Change could be on the horizon for Henderson’s rules regarding marijuana shop licenses.
The City Council discussed options Tuesday night for changing marijuana rules to allow recreation-only dispensaries. Currently, dispensaries in Henderson are required to offer both medical and recreational marijuana.
In December 2018, the state notified the city that six applicants received conditional licenses to operate recreational dispensaries in Henderson. The applicants have until June to get a Henderson business license and zoning approval for operation.
There are no plans to increase the number of medical marijuana licenses in the state, meaning the applicants would not be able to operate under the city’s current rules.
“I don’t want us to lose that opportunity to have those licenses in the city,” Ward 1 Councilwoman Michelle Romero said during the meeting.
Marijuana has been a lucrative revenue source for Henderson, which has received $4.3 million in business licenses since medical sales began in 2015 and recreational sales began in 2017.
After recreational marijuana sales began, the City Council decided to give 30 percent of proceeds from those business licenses to schools in Henderson. Henderson is home to five dispensaries.
“I would hate to see those potential revenues go someplace else when we have the ability to do something good with it,” Romero said.
During the meeting, Ward 2 Councilman Dan Shaw suggested city officials consider rolling out business licenses based on metrics such as sales or population growth.

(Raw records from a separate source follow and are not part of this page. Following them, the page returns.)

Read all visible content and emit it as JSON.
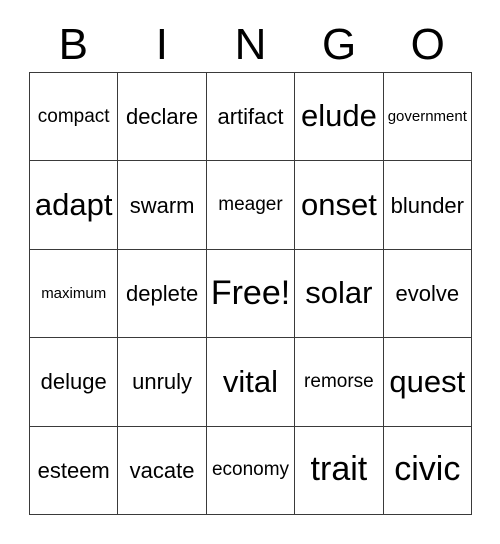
{
  "header": {
    "letters": [
      {
        "label": "B"
      },
      {
        "label": "I"
      },
      {
        "label": "N"
      },
      {
        "label": "G"
      },
      {
        "label": "O"
      }
    ]
  },
  "grid": {
    "columns": 5,
    "rows": 5,
    "free_space_label": "Free!",
    "border_color": "#3a3a3a",
    "background_color": "#ffffff",
    "text_color": "#000000",
    "cells": [
      [
        {
          "text": "compact",
          "size": "s",
          "free": false
        },
        {
          "text": "declare",
          "size": "m",
          "free": false
        },
        {
          "text": "artifact",
          "size": "m",
          "free": false
        },
        {
          "text": "elude",
          "size": "xl",
          "free": false
        },
        {
          "text": "government",
          "size": "xs",
          "free": false
        }
      ],
      [
        {
          "text": "adapt",
          "size": "xl",
          "free": false
        },
        {
          "text": "swarm",
          "size": "m",
          "free": false
        },
        {
          "text": "meager",
          "size": "s",
          "free": false
        },
        {
          "text": "onset",
          "size": "xl",
          "free": false
        },
        {
          "text": "blunder",
          "size": "m",
          "free": false
        }
      ],
      [
        {
          "text": "maximum",
          "size": "xs",
          "free": false
        },
        {
          "text": "deplete",
          "size": "m",
          "free": false
        },
        {
          "text": "Free!",
          "size": "xxl",
          "free": true
        },
        {
          "text": "solar",
          "size": "xl",
          "free": false
        },
        {
          "text": "evolve",
          "size": "m",
          "free": false
        }
      ],
      [
        {
          "text": "deluge",
          "size": "m",
          "free": false
        },
        {
          "text": "unruly",
          "size": "m",
          "free": false
        },
        {
          "text": "vital",
          "size": "xl",
          "free": false
        },
        {
          "text": "remorse",
          "size": "s",
          "free": false
        },
        {
          "text": "quest",
          "size": "xl",
          "free": false
        }
      ],
      [
        {
          "text": "esteem",
          "size": "m",
          "free": false
        },
        {
          "text": "vacate",
          "size": "m",
          "free": false
        },
        {
          "text": "economy",
          "size": "s",
          "free": false
        },
        {
          "text": "trait",
          "size": "xxl",
          "free": false
        },
        {
          "text": "civic",
          "size": "xxl",
          "free": false
        }
      ]
    ]
  }
}
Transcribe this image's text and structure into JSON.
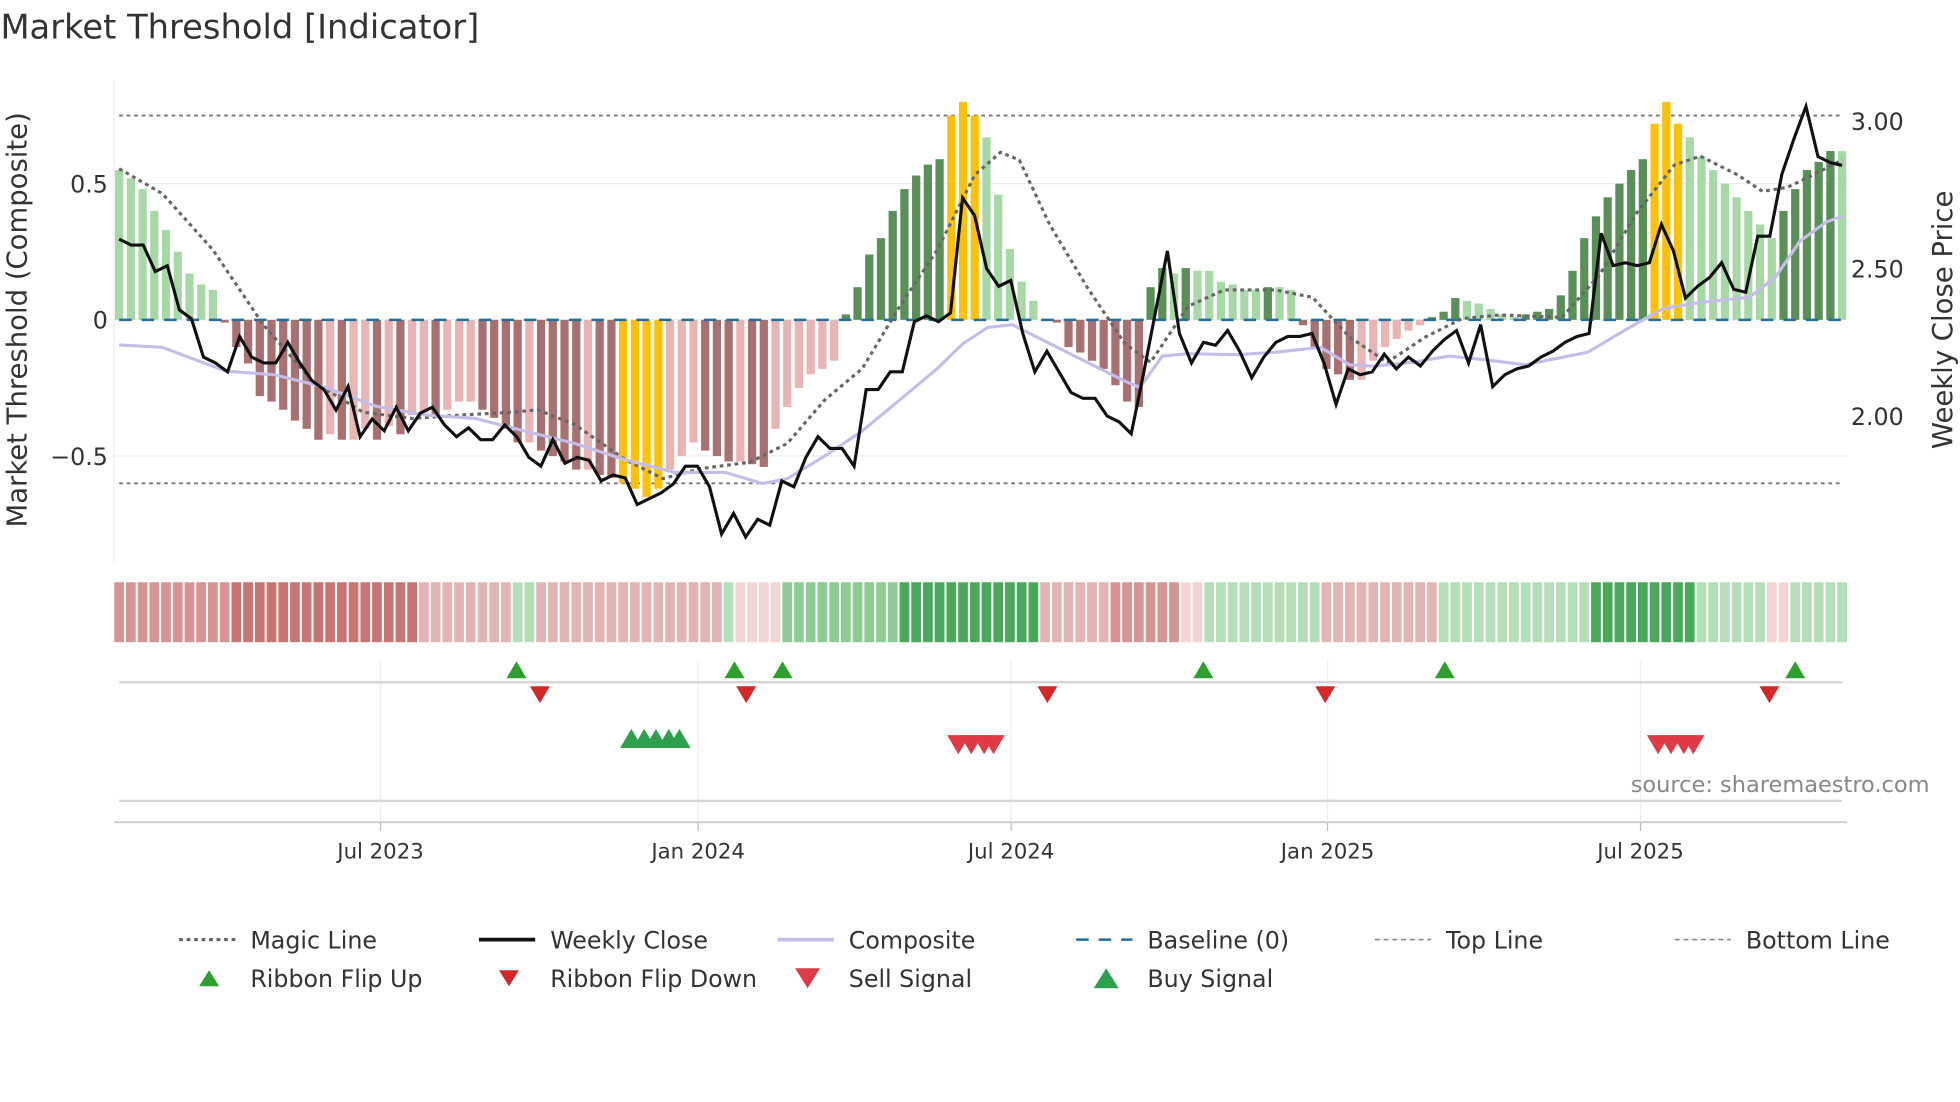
{
  "title": "Market Threshold [Indicator]",
  "source": "source: sharemaestro.com",
  "colors": {
    "dark_green": "#5a8f5a",
    "light_green": "#a8d8a8",
    "dark_red": "#a87070",
    "light_red": "#e8b4b4",
    "extreme": "#ffc107",
    "close": "#111111",
    "composite": "#c4bde8",
    "magic": "#666666",
    "baseline": "#1f6f9f",
    "up": "#2ca02c",
    "down": "#d62728"
  },
  "chart_data": {
    "type": "bar",
    "title": "Market Threshold [Indicator]",
    "ylabel": "Market Threshold (Composite)",
    "y2label": "Weekly Close Price",
    "ylim": [
      -0.85,
      0.85
    ],
    "y2lim": [
      1.5,
      3.1
    ],
    "yticks": [
      {
        "v": 0.5,
        "label": "0.5"
      },
      {
        "v": 0,
        "label": "0"
      },
      {
        "v": -0.5,
        "label": "−0.5"
      }
    ],
    "y2ticks": [
      {
        "v": 3.0,
        "label": "3.00"
      },
      {
        "v": 2.5,
        "label": "2.50"
      },
      {
        "v": 2.0,
        "label": "2.00"
      }
    ],
    "xticks": [
      {
        "w": 22.3,
        "label": "Jul 2023"
      },
      {
        "w": 49.4,
        "label": "Jan 2024"
      },
      {
        "w": 76.1,
        "label": "Jul 2024"
      },
      {
        "w": 103.1,
        "label": "Jan 2025"
      },
      {
        "w": 129.8,
        "label": "Jul 2025"
      }
    ],
    "top_line": 0.75,
    "bottom_line": -0.6,
    "composite_bars": [
      0.55,
      0.52,
      0.48,
      0.4,
      0.33,
      0.25,
      0.17,
      0.13,
      0.11,
      -0.01,
      -0.1,
      -0.16,
      -0.28,
      -0.3,
      -0.33,
      -0.37,
      -0.4,
      -0.44,
      -0.42,
      -0.44,
      -0.44,
      -0.4,
      -0.44,
      -0.39,
      -0.42,
      -0.35,
      -0.34,
      -0.35,
      -0.33,
      -0.3,
      -0.3,
      -0.33,
      -0.36,
      -0.4,
      -0.45,
      -0.45,
      -0.48,
      -0.5,
      -0.52,
      -0.55,
      -0.55,
      -0.57,
      -0.58,
      -0.6,
      -0.62,
      -0.65,
      -0.62,
      -0.55,
      -0.5,
      -0.45,
      -0.48,
      -0.5,
      -0.52,
      -0.52,
      -0.53,
      -0.54,
      -0.4,
      -0.32,
      -0.25,
      -0.2,
      -0.18,
      -0.15,
      0.02,
      0.12,
      0.24,
      0.3,
      0.4,
      0.48,
      0.53,
      0.57,
      0.59,
      0.75,
      0.8,
      0.75,
      0.67,
      0.46,
      0.26,
      0.14,
      0.07,
      0.0,
      -0.01,
      -0.1,
      -0.12,
      -0.15,
      -0.18,
      -0.24,
      -0.3,
      -0.32,
      0.12,
      0.19,
      0.17,
      0.19,
      0.18,
      0.18,
      0.14,
      0.13,
      0.11,
      0.11,
      0.12,
      0.12,
      0.11,
      -0.02,
      -0.1,
      -0.18,
      -0.2,
      -0.22,
      -0.22,
      -0.15,
      -0.1,
      -0.07,
      -0.04,
      -0.02,
      0.01,
      0.03,
      0.08,
      0.07,
      0.06,
      0.04,
      0.02,
      0.01,
      0.02,
      0.03,
      0.04,
      0.09,
      0.18,
      0.3,
      0.38,
      0.45,
      0.5,
      0.55,
      0.59,
      0.72,
      0.8,
      0.72,
      0.67,
      0.6,
      0.55,
      0.5,
      0.45,
      0.4,
      0.35,
      0.3,
      0.4,
      0.48,
      0.55,
      0.58,
      0.62,
      0.62
    ],
    "extreme_bars": [
      43,
      44,
      45,
      46,
      71,
      72,
      73,
      131,
      132,
      133
    ],
    "weekly_close": [
      2.6,
      2.58,
      2.58,
      2.49,
      2.51,
      2.36,
      2.33,
      2.2,
      2.18,
      2.15,
      2.27,
      2.2,
      2.18,
      2.18,
      2.25,
      2.18,
      2.12,
      2.09,
      2.02,
      2.1,
      1.93,
      1.99,
      1.95,
      2.03,
      1.95,
      2.01,
      2.03,
      1.97,
      1.93,
      1.96,
      1.92,
      1.92,
      1.97,
      1.93,
      1.86,
      1.83,
      1.92,
      1.84,
      1.86,
      1.85,
      1.78,
      1.8,
      1.79,
      1.7,
      1.72,
      1.74,
      1.77,
      1.83,
      1.83,
      1.76,
      1.6,
      1.67,
      1.59,
      1.65,
      1.63,
      1.78,
      1.76,
      1.86,
      1.93,
      1.89,
      1.89,
      1.83,
      2.09,
      2.09,
      2.15,
      2.15,
      2.32,
      2.34,
      2.32,
      2.35,
      2.74,
      2.68,
      2.5,
      2.44,
      2.46,
      2.28,
      2.15,
      2.22,
      2.15,
      2.08,
      2.06,
      2.06,
      2.0,
      1.98,
      1.94,
      2.14,
      2.35,
      2.56,
      2.28,
      2.18,
      2.25,
      2.24,
      2.29,
      2.22,
      2.13,
      2.2,
      2.25,
      2.27,
      2.27,
      2.28,
      2.18,
      2.04,
      2.16,
      2.14,
      2.15,
      2.21,
      2.16,
      2.2,
      2.17,
      2.22,
      2.26,
      2.29,
      2.18,
      2.31,
      2.1,
      2.14,
      2.16,
      2.17,
      2.2,
      2.22,
      2.25,
      2.27,
      2.28,
      2.62,
      2.51,
      2.52,
      2.51,
      2.52,
      2.65,
      2.56,
      2.4,
      2.44,
      2.47,
      2.52,
      2.43,
      2.42,
      2.61,
      2.61,
      2.82,
      2.94,
      3.05,
      2.88,
      2.86,
      2.85
    ],
    "magic_line": [
      [
        0,
        0.555
      ],
      [
        3.7,
        0.463
      ],
      [
        8,
        0.257
      ],
      [
        12.3,
        -0.018
      ],
      [
        16.5,
        -0.225
      ],
      [
        20.8,
        -0.339
      ],
      [
        25,
        -0.362
      ],
      [
        29.3,
        -0.349
      ],
      [
        33.6,
        -0.339
      ],
      [
        35.7,
        -0.33
      ],
      [
        38.9,
        -0.385
      ],
      [
        43.2,
        -0.514
      ],
      [
        46.4,
        -0.583
      ],
      [
        49.6,
        -0.546
      ],
      [
        53.8,
        -0.523
      ],
      [
        57,
        -0.454
      ],
      [
        60.2,
        -0.294
      ],
      [
        63.4,
        -0.179
      ],
      [
        66.6,
        0.05
      ],
      [
        69.8,
        0.257
      ],
      [
        73,
        0.532
      ],
      [
        75.2,
        0.615
      ],
      [
        76.8,
        0.587
      ],
      [
        79.4,
        0.349
      ],
      [
        82.6,
        0.119
      ],
      [
        85.8,
        -0.087
      ],
      [
        88,
        -0.156
      ],
      [
        91.2,
        0.05
      ],
      [
        94.3,
        0.11
      ],
      [
        98.6,
        0.11
      ],
      [
        101.8,
        0.083
      ],
      [
        105,
        -0.064
      ],
      [
        108.2,
        -0.156
      ],
      [
        111.4,
        -0.064
      ],
      [
        114.6,
        0.005
      ],
      [
        117.8,
        0.018
      ],
      [
        123.1,
        0.009
      ],
      [
        126.3,
        0.165
      ],
      [
        129.5,
        0.394
      ],
      [
        132.7,
        0.569
      ],
      [
        134.9,
        0.601
      ],
      [
        138.1,
        0.532
      ],
      [
        140.2,
        0.472
      ],
      [
        142.3,
        0.486
      ],
      [
        144.5,
        0.532
      ],
      [
        147,
        0.587
      ]
    ],
    "composite_line": [
      [
        0,
        -0.092
      ],
      [
        3.7,
        -0.101
      ],
      [
        9.1,
        -0.188
      ],
      [
        13.3,
        -0.202
      ],
      [
        17.6,
        -0.248
      ],
      [
        21.9,
        -0.317
      ],
      [
        26.1,
        -0.349
      ],
      [
        30.4,
        -0.362
      ],
      [
        34.6,
        -0.408
      ],
      [
        38.9,
        -0.454
      ],
      [
        43.2,
        -0.514
      ],
      [
        47.4,
        -0.56
      ],
      [
        51.7,
        -0.56
      ],
      [
        54.9,
        -0.601
      ],
      [
        57,
        -0.583
      ],
      [
        60.2,
        -0.5
      ],
      [
        63.4,
        -0.408
      ],
      [
        66.6,
        -0.294
      ],
      [
        69.8,
        -0.179
      ],
      [
        72,
        -0.087
      ],
      [
        74.1,
        -0.028
      ],
      [
        76.2,
        -0.018
      ],
      [
        79.4,
        -0.087
      ],
      [
        82.6,
        -0.156
      ],
      [
        85.8,
        -0.225
      ],
      [
        87.1,
        -0.248
      ],
      [
        89,
        -0.133
      ],
      [
        91.2,
        -0.124
      ],
      [
        95.4,
        -0.128
      ],
      [
        98.6,
        -0.119
      ],
      [
        102.5,
        -0.101
      ],
      [
        105,
        -0.165
      ],
      [
        107.1,
        -0.17
      ],
      [
        110.3,
        -0.156
      ],
      [
        113.5,
        -0.133
      ],
      [
        116.7,
        -0.147
      ],
      [
        119.9,
        -0.165
      ],
      [
        125.3,
        -0.119
      ],
      [
        128.5,
        -0.037
      ],
      [
        131.7,
        0.041
      ],
      [
        134.9,
        0.064
      ],
      [
        139.1,
        0.083
      ],
      [
        141.3,
        0.156
      ],
      [
        143.4,
        0.289
      ],
      [
        145.6,
        0.358
      ],
      [
        147,
        0.381
      ]
    ],
    "ribbon_runs": [
      {
        "from": 0,
        "to": 9,
        "state": "red",
        "strength": 2
      },
      {
        "from": 10,
        "to": 25,
        "state": "red",
        "strength": 3
      },
      {
        "from": 26,
        "to": 33,
        "state": "red",
        "strength": 1
      },
      {
        "from": 34,
        "to": 35,
        "state": "green",
        "strength": 1
      },
      {
        "from": 36,
        "to": 51,
        "state": "red",
        "strength": 1
      },
      {
        "from": 52,
        "to": 52,
        "state": "green",
        "strength": 1
      },
      {
        "from": 53,
        "to": 56,
        "state": "red",
        "strength": 0
      },
      {
        "from": 57,
        "to": 66,
        "state": "green",
        "strength": 2
      },
      {
        "from": 67,
        "to": 78,
        "state": "green",
        "strength": 3
      },
      {
        "from": 79,
        "to": 84,
        "state": "red",
        "strength": 1
      },
      {
        "from": 85,
        "to": 90,
        "state": "red",
        "strength": 2
      },
      {
        "from": 91,
        "to": 92,
        "state": "red",
        "strength": 0
      },
      {
        "from": 93,
        "to": 102,
        "state": "green",
        "strength": 1
      },
      {
        "from": 103,
        "to": 112,
        "state": "red",
        "strength": 1
      },
      {
        "from": 113,
        "to": 125,
        "state": "green",
        "strength": 1
      },
      {
        "from": 126,
        "to": 134,
        "state": "green",
        "strength": 3
      },
      {
        "from": 135,
        "to": 140,
        "state": "green",
        "strength": 1
      },
      {
        "from": 141,
        "to": 142,
        "state": "red",
        "strength": 0
      },
      {
        "from": 143,
        "to": 147,
        "state": "green",
        "strength": 1
      }
    ],
    "ribbon_flip_up": [
      33.9,
      52.5,
      56.6,
      92.5,
      113.1,
      143
    ],
    "ribbon_flip_down": [
      35.9,
      53.5,
      79.2,
      102.9,
      140.8
    ],
    "buy_signals": [
      43.7,
      44.8,
      45.8,
      46.9,
      47.8
    ],
    "sell_signals": [
      71.6,
      72.7,
      73.8,
      74.6,
      131.3,
      132.4,
      133.5,
      134.3
    ]
  },
  "legend": [
    {
      "label": "Magic Line",
      "kind": "dotted",
      "color": "#666666"
    },
    {
      "label": "Weekly Close",
      "kind": "solid",
      "color": "#111111"
    },
    {
      "label": "Composite",
      "kind": "solid",
      "color": "#c4bde8"
    },
    {
      "label": "Baseline (0)",
      "kind": "dashed",
      "color": "#1f6f9f"
    },
    {
      "label": "Top Line",
      "kind": "fine",
      "color": "#888888"
    },
    {
      "label": "Bottom Line",
      "kind": "fine",
      "color": "#888888"
    },
    {
      "label": "Ribbon Flip Up",
      "kind": "up",
      "color": "#2ca02c"
    },
    {
      "label": "Ribbon Flip Down",
      "kind": "down",
      "color": "#d62728"
    },
    {
      "label": "Sell Signal",
      "kind": "downbig",
      "color": "#e03a48"
    },
    {
      "label": "Buy Signal",
      "kind": "upbig",
      "color": "#2ca04c"
    }
  ]
}
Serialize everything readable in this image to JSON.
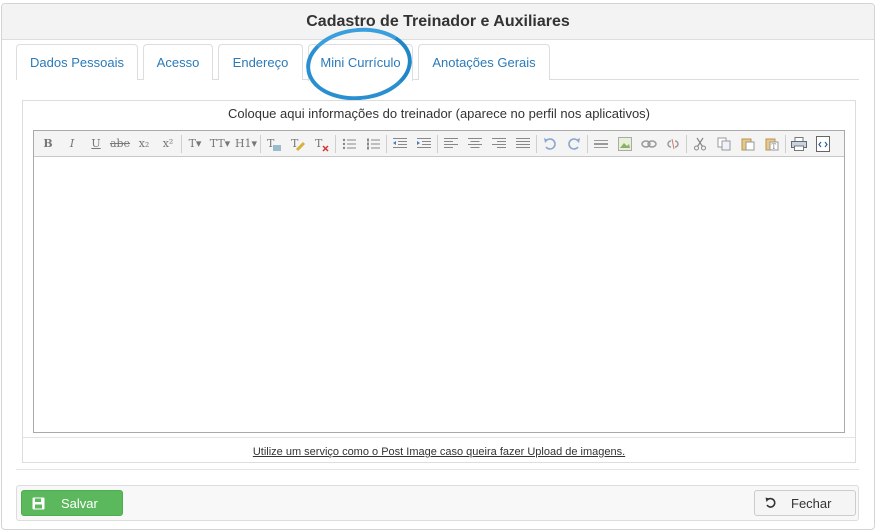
{
  "header": {
    "title": "Cadastro de Treinador e Auxiliares"
  },
  "tabs": [
    {
      "label": "Dados Pessoais"
    },
    {
      "label": "Acesso"
    },
    {
      "label": "Endereço"
    },
    {
      "label": "Mini Currículo",
      "active": true
    },
    {
      "label": "Anotações Gerais"
    }
  ],
  "editor": {
    "caption": "Coloque aqui informações do treinador (aparece no perfil nos aplicativos)",
    "toolbar": [
      "bold-icon",
      "italic-icon",
      "underline-icon",
      "strikethrough-icon",
      "subscript-icon",
      "superscript-icon",
      "font-icon",
      "font-size-icon",
      "heading-icon",
      "text-color-icon",
      "highlight-icon",
      "clear-format-icon",
      "bulleted-list-icon",
      "numbered-list-icon",
      "outdent-icon",
      "indent-icon",
      "align-left-icon",
      "align-center-icon",
      "align-right-icon",
      "justify-icon",
      "undo-icon",
      "redo-icon",
      "horizontal-rule-icon",
      "image-icon",
      "link-icon",
      "unlink-icon",
      "cut-icon",
      "copy-icon",
      "paste-icon",
      "paste-text-icon",
      "print-icon",
      "source-code-icon"
    ],
    "toolbar_text": {
      "bold": "B",
      "italic": "I",
      "underline": "U",
      "strike": "abe",
      "sub": "x₂",
      "sup": "x²",
      "font": "T",
      "size": "TT",
      "heading": "H1"
    },
    "upload_note": "Utilize um serviço como o Post Image caso queira fazer Upload de imagens."
  },
  "footer": {
    "save_label": "Salvar",
    "close_label": "Fechar"
  },
  "colors": {
    "accent": "#2a7ab9",
    "success": "#5cb85c",
    "annotation_circle": "#2a8fd0"
  }
}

Michael Cathcart, Henderson’s business operations manager, said the state would need to extend the June licensing deadline to give the City Council time to implement rules regarding a slower rollout of business licenses. The city does not know how long of an extension it would be need, he said.
Ward 3 Councilman John Marz supported breaking up the requirement to have medical and recreational marijuana operate in the same space. He agreed that certain milestones should be met before more business licenses could be handed out for recreational dispensaries.
“This isn’t about us having the ability to collect more money from people,” he said at the meeting. “This is about doing the right thing for the citizens.”
Cathcart said staff members will try and bring a solution to the City Council for consideration in the next 60 to 90 days.